On August 31, 1997, shortly after midnight, the car in which Diana and her boyfriend Dody Al-Fayed were sitting crashed into the 13th pillar of the bridge in the Pont d’Alma tunnel. Chased by the paparazzi, the driver – drunk and under the influence of drugs – loses control of the car. Well-known French journalist Bruce Toussaint remembers that night. He was traveling with friends, he tells radio station France Info: “We came to the Pont d’Alma and there were a lot of people on the bridge. The police had blocked the tunnel. I looked into the tunnel and saw a completely crushed vehicle . And the police officer I spoke to told me that in that car was the Princess of Wales, Lady Di.”
The scene of the accident has become a memorial to Lady Di
In 1997, there was no social media, few people had cell phones, and information spread slowly. Bruce Toussaint drives straight to Canal Plus, the TV station he was working for at the time. He speaks to his editor-in-chief and goes on the air at around 2 a.m.: “We said there had been a serious accident. We didn’t think at the time that she was dead or would die. However, we already knew that Dodi Al Fayed was dead is.” Just before six, a press conference that is still historic to this day takes place in the Pitié Salpêtrière hospital in Paris. The seriously injured Diana was taken there after the accident.
“The death was determined at four in the morning,” chief physician Bruno Riou explained to journalists. Next to him sat the then French Interior Minister Jean-Pierre Chevènement, visibly shocked.

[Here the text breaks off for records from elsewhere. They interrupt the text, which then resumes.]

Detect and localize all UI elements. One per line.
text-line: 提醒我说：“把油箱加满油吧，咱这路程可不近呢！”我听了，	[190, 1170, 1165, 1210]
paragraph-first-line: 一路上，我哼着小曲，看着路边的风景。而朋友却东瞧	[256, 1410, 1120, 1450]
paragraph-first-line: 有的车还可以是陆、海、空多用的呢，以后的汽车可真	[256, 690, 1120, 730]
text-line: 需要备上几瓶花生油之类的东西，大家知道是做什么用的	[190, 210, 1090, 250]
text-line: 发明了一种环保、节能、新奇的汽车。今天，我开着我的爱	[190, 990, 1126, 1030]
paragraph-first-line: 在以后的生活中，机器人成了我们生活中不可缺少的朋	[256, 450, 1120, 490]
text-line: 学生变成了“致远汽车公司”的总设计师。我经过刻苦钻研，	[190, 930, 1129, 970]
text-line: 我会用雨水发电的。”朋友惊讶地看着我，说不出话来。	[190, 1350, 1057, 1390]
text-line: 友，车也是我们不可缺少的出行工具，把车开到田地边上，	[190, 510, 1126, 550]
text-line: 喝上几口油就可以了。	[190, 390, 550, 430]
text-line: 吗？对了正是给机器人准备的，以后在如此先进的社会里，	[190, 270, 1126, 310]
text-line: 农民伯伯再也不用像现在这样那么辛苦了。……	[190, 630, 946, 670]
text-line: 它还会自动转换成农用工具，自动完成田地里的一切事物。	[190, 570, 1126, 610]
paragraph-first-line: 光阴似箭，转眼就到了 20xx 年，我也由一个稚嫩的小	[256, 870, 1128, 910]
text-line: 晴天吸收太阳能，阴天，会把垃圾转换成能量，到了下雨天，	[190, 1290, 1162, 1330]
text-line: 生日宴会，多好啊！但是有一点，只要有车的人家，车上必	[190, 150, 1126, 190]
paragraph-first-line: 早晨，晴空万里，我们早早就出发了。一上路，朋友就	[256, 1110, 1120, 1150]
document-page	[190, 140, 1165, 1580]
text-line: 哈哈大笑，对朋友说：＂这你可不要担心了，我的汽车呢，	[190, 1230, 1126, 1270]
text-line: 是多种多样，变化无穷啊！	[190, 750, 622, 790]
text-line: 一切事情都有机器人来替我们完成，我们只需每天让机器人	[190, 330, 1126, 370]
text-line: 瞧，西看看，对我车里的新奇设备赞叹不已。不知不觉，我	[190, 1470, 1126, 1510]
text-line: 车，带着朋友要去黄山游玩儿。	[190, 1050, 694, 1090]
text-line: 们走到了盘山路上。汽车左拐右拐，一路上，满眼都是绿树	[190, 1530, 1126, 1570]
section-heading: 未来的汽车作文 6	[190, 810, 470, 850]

At midday, Prince Charles arrives in Paris, accompanied by Diana’s sisters and then French President Jacques Chirac. Thousands of people flock to the hospital, laying flowers and photos of Diana, crying, praying and saying goodbye. When Diana’s coffin, covered with the royal coat of arms, is carried out of the hospital, countless Parisians line the streets leading to the airport.
At the scene of the accident, the Pont d’Alma, the sympathy is great – to this day. The small square next to the Seine, by a large golden flame that was supposed to commemorate Franco-American friendship, has become a memorial to Lady Di. Since 2019 it is officially called “Place Diana”.